For this 2,674 sq ft home, that places the estimated build cost around:
- Low estimate: $495,000
- High estimate: $963,000
- Mid-range realistic build: $620,000 – $775,000
Because this design includes a large garage footprint, a wide single-story layout, and a steeper roof profile, real-world costs can climb a bit faster once finishes and site prep start getting ambitious. 13
Why This Home Works So Well
This European home stands out because it combines elegance with everyday usability in a very grounded way.

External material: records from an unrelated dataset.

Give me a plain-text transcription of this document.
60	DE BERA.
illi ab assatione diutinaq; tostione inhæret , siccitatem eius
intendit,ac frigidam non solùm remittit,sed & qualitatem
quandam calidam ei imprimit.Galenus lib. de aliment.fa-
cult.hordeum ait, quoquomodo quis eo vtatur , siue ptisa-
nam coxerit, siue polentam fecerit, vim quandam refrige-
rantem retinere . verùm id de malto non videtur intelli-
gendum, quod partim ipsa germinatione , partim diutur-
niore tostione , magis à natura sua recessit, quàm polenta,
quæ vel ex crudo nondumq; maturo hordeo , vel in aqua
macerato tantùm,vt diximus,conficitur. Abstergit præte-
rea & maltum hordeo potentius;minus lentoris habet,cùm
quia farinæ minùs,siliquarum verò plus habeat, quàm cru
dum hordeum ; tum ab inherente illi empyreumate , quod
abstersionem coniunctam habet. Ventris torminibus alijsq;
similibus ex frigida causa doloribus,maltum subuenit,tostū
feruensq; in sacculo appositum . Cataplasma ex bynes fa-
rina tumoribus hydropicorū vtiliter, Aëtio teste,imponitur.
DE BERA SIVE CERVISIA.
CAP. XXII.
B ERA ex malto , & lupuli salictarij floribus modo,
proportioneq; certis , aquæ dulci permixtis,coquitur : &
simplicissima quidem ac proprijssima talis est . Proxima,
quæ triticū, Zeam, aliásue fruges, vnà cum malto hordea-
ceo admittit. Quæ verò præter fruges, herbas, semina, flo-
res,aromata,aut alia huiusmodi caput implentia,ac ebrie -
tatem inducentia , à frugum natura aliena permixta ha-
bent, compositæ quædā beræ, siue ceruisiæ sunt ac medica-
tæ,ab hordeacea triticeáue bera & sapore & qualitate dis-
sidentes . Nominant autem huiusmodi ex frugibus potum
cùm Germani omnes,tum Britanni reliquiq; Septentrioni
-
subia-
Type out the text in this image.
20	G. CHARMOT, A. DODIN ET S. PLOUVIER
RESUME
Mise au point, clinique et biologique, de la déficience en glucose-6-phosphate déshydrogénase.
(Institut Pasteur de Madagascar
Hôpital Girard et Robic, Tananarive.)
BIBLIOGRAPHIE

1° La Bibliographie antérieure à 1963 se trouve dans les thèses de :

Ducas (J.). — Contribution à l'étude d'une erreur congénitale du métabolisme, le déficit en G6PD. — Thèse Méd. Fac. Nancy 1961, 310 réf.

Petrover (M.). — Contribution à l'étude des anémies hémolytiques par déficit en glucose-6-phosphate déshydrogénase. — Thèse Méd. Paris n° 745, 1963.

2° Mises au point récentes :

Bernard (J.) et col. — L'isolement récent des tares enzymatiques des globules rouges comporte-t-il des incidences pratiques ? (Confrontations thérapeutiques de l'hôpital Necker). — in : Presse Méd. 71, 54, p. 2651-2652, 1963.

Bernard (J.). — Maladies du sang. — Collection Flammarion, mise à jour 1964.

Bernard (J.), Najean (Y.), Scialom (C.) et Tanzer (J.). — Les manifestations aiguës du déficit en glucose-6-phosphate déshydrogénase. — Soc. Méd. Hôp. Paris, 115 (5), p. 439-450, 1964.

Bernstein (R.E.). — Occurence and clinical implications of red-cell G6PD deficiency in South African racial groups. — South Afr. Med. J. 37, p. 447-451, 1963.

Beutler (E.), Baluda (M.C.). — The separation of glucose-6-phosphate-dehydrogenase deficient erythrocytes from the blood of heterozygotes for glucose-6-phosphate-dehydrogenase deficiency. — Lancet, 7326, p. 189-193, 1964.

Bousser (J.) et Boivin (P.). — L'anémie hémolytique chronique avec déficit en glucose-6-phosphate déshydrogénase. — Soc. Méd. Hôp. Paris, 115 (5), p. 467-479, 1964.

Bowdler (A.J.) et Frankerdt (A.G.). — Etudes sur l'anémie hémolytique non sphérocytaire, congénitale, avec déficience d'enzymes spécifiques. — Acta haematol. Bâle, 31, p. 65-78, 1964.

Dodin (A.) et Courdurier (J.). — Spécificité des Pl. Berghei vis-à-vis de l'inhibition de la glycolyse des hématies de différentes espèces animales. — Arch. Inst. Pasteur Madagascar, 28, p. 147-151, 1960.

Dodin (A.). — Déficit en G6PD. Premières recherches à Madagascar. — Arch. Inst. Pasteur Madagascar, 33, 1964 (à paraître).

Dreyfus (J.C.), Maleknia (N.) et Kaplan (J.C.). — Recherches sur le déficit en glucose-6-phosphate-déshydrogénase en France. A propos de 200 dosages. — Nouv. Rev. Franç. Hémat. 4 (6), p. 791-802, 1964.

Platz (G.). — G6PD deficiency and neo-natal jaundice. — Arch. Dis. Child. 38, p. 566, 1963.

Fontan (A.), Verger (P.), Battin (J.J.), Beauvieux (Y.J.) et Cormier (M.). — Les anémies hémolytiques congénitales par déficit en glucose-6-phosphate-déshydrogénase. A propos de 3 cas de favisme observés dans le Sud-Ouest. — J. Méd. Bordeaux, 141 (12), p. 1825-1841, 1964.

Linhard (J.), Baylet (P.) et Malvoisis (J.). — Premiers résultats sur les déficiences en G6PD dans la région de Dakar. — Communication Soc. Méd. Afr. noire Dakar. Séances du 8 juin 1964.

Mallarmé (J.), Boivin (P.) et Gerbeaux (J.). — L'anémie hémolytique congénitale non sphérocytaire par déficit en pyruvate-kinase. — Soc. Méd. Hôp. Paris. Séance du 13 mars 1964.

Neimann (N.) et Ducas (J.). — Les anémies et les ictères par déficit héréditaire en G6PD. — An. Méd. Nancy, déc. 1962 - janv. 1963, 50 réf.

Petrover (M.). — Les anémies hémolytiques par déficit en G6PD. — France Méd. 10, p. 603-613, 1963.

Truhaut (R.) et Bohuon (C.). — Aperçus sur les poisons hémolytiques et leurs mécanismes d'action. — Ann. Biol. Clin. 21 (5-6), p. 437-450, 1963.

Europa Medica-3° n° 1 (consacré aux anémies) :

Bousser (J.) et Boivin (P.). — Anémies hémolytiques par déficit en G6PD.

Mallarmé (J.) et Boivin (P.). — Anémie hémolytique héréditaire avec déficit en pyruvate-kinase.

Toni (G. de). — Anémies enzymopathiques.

It gives you the curb appeal people love, the open shared spaces modern living needs, the split-bedroom privacy families appreciate, and the kind of garage and support spaces that make life easier instead of prettier-only.
It feels polished without being pretentious, spacious without becoming wasteful, and practical without losing charm.
That’s exactly what makes it such a strong design.